Pork-barrel politics, Scottish-style

This has been much controversy recently over a decision by the Scottish Executive (aka 'government') to regionalise a number of SE jobs around the country, to spread the jam more widely, or to ensure that areas other than the Edinburgh conurbation get some of the public money expended on these jobs injected into their local economies.

This particular controversy centres around a plan to relocate Scottish National Heritage (SNH) from Edinburgh to Inverness. The problem? Some of the job-holders don't want to move, and some jobs (or rather the job-holders) are not included in the relocation, either to be filled by locally-hired employees in the new location, or absorbed in a general re-organisation of the department. The real problem is resistance to change, of course. Unions may (and I write this only theoretically, as I have very equivocal views on the matter) exist primarily to improve the welfare of their members, but they also tend to act as a brake on innovation (and my views on that are not equivocal at all), in fact bizarrely one could almost say that unions are the true 'conservatives' of British society generally, in practical terms if not in their own self-images. It's not as if a move from Edinburgh to Inverness (or Kelso or Lochgilpead, for example) is very drastic in cultural terms, we're all pretty much the same, even if some of the regional areas don't have the same depth and breadth of social and cultural opportunities - but the addition of more sophisticated people (I speak ironically) from big cities could not but help, surely, drag these regional backwaters (as seen from a metropolitan perspective, that is) into the 'modern world'. I have two things to say:
- to the unions: GROW UP!
- to the Scottish Executive: I hope your motives are genuine and not merely paying lip-service to the idea of regional diversification whilst still ensuring that the 'real' jobs remain firmly in Edinburgh.
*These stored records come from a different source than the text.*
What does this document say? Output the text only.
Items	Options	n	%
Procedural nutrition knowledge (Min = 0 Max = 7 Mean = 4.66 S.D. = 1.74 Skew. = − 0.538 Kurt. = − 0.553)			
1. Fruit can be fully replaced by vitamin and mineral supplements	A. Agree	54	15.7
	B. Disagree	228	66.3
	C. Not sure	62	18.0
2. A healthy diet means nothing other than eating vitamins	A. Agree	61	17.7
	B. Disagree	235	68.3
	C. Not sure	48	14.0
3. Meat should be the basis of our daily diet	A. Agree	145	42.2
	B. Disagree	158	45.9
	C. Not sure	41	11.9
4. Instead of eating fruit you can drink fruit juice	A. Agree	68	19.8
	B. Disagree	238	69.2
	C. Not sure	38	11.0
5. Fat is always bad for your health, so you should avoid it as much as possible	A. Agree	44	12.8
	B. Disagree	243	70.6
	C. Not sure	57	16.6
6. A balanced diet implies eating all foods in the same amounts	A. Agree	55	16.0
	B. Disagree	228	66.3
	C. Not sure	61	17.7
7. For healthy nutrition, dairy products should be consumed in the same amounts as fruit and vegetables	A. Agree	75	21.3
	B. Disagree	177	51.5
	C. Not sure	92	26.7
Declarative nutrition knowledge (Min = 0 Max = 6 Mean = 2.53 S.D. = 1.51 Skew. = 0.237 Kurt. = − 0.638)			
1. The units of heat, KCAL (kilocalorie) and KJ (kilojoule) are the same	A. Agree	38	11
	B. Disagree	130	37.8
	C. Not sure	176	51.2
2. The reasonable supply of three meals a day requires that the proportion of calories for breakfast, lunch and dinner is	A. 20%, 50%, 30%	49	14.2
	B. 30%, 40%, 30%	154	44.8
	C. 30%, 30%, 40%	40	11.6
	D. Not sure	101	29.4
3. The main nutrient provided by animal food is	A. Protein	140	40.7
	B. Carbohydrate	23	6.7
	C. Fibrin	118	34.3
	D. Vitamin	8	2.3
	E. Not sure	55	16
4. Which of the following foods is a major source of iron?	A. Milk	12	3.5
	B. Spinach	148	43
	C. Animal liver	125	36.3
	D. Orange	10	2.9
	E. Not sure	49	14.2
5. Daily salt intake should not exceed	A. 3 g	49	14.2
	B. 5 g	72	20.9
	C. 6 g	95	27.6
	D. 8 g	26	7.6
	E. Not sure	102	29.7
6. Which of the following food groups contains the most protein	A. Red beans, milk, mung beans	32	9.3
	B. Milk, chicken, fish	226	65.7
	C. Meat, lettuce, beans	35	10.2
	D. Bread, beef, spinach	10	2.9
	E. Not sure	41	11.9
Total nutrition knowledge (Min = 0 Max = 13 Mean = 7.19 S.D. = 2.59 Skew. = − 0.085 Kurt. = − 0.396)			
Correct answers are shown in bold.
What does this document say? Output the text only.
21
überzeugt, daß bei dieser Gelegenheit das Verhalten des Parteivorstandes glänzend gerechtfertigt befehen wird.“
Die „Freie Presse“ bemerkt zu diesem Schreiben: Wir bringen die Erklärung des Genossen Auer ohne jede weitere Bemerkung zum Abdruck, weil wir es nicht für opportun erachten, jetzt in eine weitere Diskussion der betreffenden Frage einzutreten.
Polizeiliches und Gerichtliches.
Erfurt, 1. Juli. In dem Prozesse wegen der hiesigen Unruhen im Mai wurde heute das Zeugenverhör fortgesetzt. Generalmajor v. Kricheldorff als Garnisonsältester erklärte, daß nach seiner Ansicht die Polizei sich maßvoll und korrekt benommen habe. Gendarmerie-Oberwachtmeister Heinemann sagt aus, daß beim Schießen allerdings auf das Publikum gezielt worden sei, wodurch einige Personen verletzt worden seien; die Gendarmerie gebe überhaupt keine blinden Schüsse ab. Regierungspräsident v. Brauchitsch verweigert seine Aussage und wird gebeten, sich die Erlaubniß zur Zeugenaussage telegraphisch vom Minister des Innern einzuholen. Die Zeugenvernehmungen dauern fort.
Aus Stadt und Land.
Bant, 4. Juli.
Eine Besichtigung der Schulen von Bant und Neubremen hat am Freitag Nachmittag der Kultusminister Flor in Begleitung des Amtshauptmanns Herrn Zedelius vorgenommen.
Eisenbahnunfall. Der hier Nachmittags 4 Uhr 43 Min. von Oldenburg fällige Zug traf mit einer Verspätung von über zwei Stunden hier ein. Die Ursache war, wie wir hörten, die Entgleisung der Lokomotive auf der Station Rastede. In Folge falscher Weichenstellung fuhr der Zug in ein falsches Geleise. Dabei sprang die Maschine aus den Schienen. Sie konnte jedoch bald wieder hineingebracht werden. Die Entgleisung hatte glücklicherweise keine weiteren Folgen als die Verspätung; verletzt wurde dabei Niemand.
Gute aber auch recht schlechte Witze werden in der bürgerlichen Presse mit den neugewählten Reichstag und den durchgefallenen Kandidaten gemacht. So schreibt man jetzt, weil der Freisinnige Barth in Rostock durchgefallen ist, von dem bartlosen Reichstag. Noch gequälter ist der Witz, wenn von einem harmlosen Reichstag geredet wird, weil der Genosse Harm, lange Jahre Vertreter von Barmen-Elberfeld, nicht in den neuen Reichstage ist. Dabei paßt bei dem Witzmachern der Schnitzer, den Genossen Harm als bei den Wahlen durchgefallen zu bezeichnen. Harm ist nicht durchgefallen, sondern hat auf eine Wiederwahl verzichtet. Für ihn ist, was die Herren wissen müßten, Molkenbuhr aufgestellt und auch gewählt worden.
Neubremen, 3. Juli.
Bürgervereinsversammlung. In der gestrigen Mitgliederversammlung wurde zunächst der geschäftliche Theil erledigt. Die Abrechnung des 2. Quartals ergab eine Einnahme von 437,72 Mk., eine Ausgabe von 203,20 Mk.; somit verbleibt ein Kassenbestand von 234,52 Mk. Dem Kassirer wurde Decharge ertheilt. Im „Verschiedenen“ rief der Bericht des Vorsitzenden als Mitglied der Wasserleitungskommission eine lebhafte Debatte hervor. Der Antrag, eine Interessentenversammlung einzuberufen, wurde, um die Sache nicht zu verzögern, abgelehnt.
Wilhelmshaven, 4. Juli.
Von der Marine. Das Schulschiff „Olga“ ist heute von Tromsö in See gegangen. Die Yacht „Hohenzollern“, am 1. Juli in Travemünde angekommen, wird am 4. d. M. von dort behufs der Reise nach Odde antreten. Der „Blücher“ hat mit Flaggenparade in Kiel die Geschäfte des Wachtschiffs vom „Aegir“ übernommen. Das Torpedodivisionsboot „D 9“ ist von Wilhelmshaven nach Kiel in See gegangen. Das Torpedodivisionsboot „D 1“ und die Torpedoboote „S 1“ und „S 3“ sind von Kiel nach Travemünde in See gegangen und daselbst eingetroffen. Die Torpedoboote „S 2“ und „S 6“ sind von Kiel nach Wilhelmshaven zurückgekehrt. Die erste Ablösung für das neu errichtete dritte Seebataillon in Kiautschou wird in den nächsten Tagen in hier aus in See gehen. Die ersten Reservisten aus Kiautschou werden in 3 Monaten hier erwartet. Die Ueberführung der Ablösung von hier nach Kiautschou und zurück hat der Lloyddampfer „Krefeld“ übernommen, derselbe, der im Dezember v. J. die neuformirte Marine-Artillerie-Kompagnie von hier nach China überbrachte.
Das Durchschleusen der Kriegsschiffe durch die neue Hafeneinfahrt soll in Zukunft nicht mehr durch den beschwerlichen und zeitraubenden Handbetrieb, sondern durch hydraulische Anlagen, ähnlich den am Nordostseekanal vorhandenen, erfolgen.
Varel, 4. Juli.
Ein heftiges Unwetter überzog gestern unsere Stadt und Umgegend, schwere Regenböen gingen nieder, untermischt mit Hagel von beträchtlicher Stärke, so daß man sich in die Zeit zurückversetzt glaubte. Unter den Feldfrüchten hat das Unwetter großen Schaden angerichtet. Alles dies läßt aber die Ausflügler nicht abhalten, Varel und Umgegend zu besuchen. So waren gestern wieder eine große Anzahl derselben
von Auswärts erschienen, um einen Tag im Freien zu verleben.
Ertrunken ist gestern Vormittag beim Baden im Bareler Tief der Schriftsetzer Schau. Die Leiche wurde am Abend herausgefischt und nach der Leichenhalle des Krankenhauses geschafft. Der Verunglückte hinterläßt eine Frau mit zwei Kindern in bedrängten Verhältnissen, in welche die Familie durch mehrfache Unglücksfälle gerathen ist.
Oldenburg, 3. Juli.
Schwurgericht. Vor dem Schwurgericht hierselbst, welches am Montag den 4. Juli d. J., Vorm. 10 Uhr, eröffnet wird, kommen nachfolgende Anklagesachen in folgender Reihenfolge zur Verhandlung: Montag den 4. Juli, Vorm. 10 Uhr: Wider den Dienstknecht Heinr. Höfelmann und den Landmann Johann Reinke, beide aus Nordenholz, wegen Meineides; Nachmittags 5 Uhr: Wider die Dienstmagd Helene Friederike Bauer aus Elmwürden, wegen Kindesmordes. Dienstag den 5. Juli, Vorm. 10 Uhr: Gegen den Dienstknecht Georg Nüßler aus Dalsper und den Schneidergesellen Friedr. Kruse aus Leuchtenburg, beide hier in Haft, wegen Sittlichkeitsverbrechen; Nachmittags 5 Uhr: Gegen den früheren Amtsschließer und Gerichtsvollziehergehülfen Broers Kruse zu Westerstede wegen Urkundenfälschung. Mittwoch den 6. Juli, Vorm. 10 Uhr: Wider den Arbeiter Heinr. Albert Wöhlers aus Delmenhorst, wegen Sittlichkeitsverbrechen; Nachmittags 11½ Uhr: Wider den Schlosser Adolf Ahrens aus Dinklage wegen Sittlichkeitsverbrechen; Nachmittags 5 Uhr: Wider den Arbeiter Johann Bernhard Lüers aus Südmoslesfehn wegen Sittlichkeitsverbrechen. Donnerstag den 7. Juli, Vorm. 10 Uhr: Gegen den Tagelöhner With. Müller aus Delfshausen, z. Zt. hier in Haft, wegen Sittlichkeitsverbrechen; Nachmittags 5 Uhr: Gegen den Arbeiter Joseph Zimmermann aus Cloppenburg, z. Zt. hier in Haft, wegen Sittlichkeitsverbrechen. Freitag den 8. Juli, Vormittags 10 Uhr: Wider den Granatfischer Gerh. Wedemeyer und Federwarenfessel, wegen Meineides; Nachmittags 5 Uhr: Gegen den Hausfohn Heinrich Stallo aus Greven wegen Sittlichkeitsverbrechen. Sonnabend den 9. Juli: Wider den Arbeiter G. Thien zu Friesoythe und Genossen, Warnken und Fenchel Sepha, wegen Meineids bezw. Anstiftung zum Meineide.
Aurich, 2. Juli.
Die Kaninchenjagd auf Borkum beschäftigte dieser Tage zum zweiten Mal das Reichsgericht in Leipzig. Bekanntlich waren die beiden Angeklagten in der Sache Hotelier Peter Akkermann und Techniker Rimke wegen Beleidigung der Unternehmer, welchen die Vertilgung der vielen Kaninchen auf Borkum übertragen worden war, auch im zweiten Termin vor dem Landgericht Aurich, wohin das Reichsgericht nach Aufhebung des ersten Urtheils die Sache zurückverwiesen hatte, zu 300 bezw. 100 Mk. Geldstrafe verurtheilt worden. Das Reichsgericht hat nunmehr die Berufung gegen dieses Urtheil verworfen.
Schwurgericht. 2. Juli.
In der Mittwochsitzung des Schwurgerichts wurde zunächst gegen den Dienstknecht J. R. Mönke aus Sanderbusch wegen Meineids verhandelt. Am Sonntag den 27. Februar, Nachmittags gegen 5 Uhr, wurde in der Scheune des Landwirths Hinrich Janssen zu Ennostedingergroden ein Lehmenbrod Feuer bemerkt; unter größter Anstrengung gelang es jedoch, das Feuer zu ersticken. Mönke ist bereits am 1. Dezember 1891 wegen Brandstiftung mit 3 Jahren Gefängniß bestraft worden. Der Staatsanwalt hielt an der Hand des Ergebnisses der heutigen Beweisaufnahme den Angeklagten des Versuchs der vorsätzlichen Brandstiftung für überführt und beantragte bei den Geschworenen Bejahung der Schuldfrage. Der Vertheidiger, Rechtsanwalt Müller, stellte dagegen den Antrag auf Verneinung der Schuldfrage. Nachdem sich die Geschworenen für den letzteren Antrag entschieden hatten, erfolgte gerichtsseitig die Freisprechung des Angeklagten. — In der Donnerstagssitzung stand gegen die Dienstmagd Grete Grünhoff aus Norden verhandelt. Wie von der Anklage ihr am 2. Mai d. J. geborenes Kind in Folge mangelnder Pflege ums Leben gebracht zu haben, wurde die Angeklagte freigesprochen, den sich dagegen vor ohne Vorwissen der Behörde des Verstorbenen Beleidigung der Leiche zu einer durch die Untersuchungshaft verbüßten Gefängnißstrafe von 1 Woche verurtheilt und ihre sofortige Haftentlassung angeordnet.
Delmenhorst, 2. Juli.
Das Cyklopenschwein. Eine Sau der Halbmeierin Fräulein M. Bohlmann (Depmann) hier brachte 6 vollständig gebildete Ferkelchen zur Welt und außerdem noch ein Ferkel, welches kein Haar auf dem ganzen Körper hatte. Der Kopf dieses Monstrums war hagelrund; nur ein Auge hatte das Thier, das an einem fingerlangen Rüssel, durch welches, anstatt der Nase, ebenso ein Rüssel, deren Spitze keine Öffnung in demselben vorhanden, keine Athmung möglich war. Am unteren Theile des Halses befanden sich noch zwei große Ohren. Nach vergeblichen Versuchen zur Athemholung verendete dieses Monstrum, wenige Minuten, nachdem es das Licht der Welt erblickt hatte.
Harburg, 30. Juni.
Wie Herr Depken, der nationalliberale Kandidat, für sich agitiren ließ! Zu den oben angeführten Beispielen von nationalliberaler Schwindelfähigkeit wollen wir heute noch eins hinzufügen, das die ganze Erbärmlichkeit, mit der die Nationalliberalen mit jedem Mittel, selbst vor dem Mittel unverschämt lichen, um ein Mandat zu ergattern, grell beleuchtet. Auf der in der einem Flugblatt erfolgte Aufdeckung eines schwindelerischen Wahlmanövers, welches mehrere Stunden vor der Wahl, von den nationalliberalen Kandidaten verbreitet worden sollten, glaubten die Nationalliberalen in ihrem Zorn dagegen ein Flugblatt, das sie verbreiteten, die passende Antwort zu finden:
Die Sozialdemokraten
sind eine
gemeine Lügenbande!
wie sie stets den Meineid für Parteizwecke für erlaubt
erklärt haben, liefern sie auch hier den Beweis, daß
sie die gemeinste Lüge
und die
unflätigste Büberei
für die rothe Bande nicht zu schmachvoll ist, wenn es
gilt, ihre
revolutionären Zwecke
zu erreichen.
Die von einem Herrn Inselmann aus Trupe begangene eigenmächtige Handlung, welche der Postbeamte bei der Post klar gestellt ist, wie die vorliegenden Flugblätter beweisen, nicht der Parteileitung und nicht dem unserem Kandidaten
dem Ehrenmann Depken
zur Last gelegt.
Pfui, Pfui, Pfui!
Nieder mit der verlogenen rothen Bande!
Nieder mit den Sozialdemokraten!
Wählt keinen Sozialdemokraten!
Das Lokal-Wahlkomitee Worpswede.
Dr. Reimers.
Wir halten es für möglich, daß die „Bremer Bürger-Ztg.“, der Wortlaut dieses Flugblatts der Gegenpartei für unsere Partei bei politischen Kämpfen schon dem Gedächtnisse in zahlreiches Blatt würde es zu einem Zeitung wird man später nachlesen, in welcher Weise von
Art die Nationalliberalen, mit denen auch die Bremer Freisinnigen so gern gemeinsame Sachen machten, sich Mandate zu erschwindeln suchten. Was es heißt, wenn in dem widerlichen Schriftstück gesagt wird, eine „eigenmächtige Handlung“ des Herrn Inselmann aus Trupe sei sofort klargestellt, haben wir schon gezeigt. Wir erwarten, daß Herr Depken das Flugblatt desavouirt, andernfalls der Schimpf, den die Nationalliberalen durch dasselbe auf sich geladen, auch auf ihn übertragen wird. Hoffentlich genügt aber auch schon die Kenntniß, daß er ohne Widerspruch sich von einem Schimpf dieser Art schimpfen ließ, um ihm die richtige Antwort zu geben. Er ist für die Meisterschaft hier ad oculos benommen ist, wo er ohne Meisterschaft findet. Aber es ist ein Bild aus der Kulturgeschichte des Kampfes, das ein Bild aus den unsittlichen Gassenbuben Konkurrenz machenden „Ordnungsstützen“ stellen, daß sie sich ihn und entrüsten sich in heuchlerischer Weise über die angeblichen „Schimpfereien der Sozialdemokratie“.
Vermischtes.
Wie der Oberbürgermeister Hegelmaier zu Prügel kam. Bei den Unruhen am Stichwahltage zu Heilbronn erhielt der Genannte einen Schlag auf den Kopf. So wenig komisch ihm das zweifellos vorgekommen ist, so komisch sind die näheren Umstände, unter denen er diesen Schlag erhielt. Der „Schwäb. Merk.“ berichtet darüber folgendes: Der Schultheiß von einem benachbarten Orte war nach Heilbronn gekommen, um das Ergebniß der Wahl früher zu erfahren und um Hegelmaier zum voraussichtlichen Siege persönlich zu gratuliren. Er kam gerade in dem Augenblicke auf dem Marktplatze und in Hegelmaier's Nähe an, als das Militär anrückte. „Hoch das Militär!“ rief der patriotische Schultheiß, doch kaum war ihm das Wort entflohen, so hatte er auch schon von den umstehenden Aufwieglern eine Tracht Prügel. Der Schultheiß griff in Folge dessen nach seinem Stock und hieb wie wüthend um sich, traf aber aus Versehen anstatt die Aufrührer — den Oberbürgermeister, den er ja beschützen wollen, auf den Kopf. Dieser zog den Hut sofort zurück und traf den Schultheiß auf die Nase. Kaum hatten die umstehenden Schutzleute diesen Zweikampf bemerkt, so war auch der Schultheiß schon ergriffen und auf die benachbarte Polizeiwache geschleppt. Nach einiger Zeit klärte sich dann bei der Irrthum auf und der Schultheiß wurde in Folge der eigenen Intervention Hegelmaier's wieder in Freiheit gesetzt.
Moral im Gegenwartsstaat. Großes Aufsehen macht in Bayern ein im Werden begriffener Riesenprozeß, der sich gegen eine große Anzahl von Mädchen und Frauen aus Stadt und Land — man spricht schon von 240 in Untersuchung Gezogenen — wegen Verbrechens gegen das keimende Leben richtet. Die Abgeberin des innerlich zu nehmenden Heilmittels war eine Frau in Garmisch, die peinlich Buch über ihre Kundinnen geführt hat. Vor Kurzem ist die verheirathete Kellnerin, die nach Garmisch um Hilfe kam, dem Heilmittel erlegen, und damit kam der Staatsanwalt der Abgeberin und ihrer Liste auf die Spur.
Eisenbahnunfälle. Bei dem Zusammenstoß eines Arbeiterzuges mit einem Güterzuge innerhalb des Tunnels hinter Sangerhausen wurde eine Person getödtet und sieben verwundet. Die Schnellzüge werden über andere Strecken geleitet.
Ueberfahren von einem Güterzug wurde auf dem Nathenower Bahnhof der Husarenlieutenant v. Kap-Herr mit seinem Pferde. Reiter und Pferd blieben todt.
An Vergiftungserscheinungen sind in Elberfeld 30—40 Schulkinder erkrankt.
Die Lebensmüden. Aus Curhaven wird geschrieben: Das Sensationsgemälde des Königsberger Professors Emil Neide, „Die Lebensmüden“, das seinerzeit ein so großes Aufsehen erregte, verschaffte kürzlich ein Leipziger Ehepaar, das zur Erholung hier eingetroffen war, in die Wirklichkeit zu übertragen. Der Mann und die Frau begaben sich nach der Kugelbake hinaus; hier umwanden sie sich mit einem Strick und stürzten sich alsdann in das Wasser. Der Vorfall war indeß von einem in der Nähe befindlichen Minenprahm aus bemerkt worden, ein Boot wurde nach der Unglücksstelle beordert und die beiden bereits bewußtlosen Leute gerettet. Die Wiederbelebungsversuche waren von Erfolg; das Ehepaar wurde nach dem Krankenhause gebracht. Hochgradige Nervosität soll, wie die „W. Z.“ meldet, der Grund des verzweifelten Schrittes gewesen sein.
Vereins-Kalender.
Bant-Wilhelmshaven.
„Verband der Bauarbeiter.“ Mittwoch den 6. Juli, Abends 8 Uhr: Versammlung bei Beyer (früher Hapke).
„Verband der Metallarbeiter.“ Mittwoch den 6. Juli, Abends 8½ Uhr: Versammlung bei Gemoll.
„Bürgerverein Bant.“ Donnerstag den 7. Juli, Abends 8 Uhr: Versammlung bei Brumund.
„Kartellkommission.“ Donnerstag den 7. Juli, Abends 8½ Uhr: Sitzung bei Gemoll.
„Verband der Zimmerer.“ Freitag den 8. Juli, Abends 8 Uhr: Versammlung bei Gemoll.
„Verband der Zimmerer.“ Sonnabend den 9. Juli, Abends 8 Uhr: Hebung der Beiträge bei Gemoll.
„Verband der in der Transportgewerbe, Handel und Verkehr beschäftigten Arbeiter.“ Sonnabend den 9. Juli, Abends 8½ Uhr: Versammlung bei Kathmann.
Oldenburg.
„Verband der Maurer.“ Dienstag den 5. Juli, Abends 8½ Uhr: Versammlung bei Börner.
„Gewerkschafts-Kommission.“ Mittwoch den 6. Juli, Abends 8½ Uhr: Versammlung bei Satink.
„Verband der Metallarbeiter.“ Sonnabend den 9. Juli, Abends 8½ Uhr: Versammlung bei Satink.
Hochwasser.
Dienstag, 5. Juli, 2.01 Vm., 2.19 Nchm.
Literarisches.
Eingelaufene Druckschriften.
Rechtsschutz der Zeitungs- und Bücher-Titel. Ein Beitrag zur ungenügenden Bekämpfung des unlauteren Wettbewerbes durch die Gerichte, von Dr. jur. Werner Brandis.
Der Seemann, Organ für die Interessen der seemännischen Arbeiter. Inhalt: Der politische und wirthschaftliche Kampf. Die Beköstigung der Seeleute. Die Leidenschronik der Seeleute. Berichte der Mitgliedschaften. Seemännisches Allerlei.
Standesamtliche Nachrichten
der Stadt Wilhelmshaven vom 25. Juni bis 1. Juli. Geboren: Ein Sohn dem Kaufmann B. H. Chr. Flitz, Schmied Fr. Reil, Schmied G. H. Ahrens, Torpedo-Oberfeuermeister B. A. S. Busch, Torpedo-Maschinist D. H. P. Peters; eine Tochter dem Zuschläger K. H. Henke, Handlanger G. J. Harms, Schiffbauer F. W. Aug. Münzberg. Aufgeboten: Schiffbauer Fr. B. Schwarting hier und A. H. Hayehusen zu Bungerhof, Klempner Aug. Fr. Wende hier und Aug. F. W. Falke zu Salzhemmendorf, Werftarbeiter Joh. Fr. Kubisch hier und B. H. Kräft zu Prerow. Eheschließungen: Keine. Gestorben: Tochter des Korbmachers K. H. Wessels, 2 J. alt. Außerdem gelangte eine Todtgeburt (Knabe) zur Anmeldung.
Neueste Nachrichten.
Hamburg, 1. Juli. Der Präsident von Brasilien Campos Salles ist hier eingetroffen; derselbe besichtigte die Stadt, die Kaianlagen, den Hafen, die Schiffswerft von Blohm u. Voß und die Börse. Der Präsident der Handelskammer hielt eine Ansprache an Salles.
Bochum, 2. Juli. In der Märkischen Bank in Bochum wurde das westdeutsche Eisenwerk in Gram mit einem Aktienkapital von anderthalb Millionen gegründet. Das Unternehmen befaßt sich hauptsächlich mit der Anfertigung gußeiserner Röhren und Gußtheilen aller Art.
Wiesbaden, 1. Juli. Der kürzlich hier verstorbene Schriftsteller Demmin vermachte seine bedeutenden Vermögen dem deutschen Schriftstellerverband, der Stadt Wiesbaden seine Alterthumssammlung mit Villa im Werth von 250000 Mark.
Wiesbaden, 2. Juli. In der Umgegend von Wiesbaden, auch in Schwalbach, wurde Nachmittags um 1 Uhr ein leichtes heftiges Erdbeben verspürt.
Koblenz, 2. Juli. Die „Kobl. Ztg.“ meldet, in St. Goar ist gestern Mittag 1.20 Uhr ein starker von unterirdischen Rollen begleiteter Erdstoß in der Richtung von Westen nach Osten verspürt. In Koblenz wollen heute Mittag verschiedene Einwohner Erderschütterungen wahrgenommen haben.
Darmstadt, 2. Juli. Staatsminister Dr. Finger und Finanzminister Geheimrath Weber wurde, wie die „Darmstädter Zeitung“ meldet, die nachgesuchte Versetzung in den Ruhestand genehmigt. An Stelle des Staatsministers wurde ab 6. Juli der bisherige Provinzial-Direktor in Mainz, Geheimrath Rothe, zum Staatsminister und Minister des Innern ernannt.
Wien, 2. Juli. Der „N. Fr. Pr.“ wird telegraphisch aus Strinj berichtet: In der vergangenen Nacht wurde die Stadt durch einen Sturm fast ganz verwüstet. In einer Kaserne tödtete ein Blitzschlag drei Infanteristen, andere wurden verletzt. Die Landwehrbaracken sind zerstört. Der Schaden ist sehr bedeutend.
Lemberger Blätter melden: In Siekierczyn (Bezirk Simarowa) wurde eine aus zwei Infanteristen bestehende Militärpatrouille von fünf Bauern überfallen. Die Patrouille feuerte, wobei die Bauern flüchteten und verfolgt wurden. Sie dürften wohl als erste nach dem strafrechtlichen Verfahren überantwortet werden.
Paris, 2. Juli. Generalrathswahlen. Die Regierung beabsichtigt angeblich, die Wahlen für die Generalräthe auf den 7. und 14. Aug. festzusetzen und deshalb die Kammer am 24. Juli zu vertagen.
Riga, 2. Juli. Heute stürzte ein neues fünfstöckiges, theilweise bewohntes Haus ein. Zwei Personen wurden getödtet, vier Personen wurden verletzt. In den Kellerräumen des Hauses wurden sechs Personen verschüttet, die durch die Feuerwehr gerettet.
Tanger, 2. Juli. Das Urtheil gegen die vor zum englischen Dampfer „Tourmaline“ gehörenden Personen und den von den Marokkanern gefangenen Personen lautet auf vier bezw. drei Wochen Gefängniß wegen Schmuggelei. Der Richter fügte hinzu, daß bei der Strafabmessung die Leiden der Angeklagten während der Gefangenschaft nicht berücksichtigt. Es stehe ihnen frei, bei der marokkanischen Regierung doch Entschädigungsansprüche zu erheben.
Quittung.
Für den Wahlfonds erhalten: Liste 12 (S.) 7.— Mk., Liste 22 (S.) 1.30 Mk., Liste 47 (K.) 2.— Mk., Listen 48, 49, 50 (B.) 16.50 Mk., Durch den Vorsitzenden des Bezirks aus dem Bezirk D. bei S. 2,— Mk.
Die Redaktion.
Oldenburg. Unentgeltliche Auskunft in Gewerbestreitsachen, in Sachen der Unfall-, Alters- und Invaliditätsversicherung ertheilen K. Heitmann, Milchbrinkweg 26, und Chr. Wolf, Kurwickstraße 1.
In a wider UK context it is striking that the relatively 'unglamorous' departments were those which were relocated from London to the regions, for example the DVLA/DVLC (driving licences, car taxes, etc) to Cardiff or the DHSS(now DSS - social security, etc) to Newcastle, but naturally the really important ministerial jobs for those departments, and all the 'hangers-on' needed to service the MInister, remained firmly in London.

Forgive me for being cynical.

Historically, of course, a ruler of a country distributed some of the 'booty' around a country, appointing local people to help him rule or putting in some of his own people to subdue the local inhabitants. Now we do things differently. It is colloquially called 'pork-barrel' politics (a term originating in the US although it has always existed here, too, in one form or another). Nothing more, nothing less. Like all such manoeuvres they are useful for political purposes; their economic worth is often much more tenuous, once the initial capital outlays have been made, unless there have been genuine attempts to plan the moves and their effects long-term.